ECG of the Block
11/25/2015
Article Inspired by: Dr. Lauren Williams
THE CASE
CC: ‘I just don’t feel well’
HPI:
- 72 yo F PMH ESRD on HD
- c/o weakness and malaise
- Near collapse but denies LOC
- Denies palpitations, SOB, CP, HA, N/V, dysuria, abdominal pain, melena or hematochezia
- Due for scheduled dialysis on day of presentation
Physical Exam
VSS
General: AAOx3, NAD
HEENT: MMM
CVS: RRR, S1, S2, holosystolic murmur
Pulm: CTAB
Abd: Soft, NT
EKG not done at triage but performed at your request after evaluating patient:
THE TALK
Definitions
- Hyperkalemia = potassium level > 5.5 mEq/L (a/w repolarization abnormalities)
- Peaked T waves
- Moderate hyperkalemia = serum potassium > 6.0 mEq/L (a/w progressive paralysis of the atria)
- P wave widening/flattening
- PR segment prolongation
- Eventual disappearance of P waves
- Severe hyperkalemia = serum potassium > 7.0 mEq/L (a/w conduction abnormalities and bradycardia)
- Prolonged/bizarre QRS morphology
- High-grade AV block with slow junctional or ventricular escape rhythms
- Conduction blocks
- Sinus bradycardia/slow AF
- Eventual development of a sine wave appearance
- Serum potassium level of > 9.0 mEq/L can cause cardiac arrest
- Asystole
- Ventricular fibrillation
- PEA with a bizarre, wide complex rhythm
- In individual patients, serum potassium level may NOT always correlate with the EKG changes
How do I treat hyperkalemia?
- First step: Antagonize the cardiac membrane effects of potassium (with calcium)
- Hypocalcemia can increase the cardiotoxicity of hyperkalemia
- Effect of calcium begins within a few minutes and lasts for ~30-60 minutes
- Indicated only when patient has EKG changes
- Should be administered as infusion given short half-life
- Second step: Drive the extracellular potassium into the cells (insulin with glucose, sodium bicarbonate, and beta-2 adrenergic agonists)
- Insulin enhances the activity of the sodium-potassium-ATPase pump in skeletal muscle
- Effects begins w/in 10-20 minutes, peaks at 30-60 minutes and last for 4-6 hours
- Glucose is usually given with insulin to prevent hypoglycemia
- Beta-2-adrenergic agonists (ex: albuterol)- similar to insulin
- Beta-2-adrenergic receptors in skeletal muscle also activate the inwardly directed Na-K-2Cl cotransporter
- Additive effect when used with insulin and glucose.

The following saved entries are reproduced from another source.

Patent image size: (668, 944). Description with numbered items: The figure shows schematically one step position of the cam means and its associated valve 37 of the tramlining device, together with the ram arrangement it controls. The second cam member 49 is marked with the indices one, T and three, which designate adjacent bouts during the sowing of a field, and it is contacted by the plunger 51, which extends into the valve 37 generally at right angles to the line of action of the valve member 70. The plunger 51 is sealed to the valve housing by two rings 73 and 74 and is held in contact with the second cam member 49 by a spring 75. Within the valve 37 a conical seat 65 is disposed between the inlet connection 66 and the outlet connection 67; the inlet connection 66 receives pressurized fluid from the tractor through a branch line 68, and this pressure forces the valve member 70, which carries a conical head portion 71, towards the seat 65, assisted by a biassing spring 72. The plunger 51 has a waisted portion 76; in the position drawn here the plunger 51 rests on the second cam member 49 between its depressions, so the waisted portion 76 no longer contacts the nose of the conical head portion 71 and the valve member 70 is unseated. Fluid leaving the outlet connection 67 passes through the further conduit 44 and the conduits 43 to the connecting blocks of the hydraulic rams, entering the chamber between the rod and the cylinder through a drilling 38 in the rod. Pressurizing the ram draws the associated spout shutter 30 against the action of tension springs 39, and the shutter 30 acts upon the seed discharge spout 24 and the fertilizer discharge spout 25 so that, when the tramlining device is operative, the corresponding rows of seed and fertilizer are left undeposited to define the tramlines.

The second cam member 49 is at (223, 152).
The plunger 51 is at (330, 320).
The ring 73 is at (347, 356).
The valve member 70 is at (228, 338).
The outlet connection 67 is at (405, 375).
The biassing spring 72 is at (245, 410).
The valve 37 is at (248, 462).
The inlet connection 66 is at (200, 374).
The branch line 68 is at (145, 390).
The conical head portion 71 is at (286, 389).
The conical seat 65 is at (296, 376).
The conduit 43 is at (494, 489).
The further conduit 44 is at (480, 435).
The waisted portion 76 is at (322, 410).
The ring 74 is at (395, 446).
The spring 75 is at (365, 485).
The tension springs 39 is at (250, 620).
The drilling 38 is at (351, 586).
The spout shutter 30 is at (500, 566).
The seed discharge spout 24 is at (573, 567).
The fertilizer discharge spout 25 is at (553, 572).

- Sodium bicarbonate raises serum pH, resulting in hydrogen ion release from the cells -> accompanying potassium movement into the cells
- Insulin enhances the activity of the sodium-potassium-ATPase pump in skeletal muscle
- Third step: Remove potassium from the body
- Loop/thiazide diuretics
- Limited data to support their use but makes sense clinically to give them if pt not in renal failure
- Cation exchange resin
- A/w intestinal necrosis even after one dose (esp in post-op patients, those with ileus, or bowel obstruction)
- Should only be considered in patients with severe hyperkalemia and ESRD when dialysis is not available
- Dialysis
- Loop/thiazide diuretics
- In a hemodialysis patient, treating hyperkalemia acutely with these medications could drive potassium into the cells, which could then diminish subsequent potassium removal during the dialysis session if performed right afterwards, leading to rebound hyperkalemia after dialysis
TAKE HOME POINT: If a triage ECG is not done for your dialysis patient, that 10 second strip of paper should be at the top of your priority list.
REFERENCES
Williams L. “EKG of the block: Hyperkalemia” Jacobi Medical Center. Jacobi/Montefiore Emergency Medicine Conference. Bronx. November 2015. Case presentation
“ECG Features of Hyperkalaemia.” Burns, Edward. Life in the Fast Lane Medical Blog. LITFL, Web.
“Treatment and Prevention of Hyperkalemia in Adults.” Mount, David. UpToDate, Web.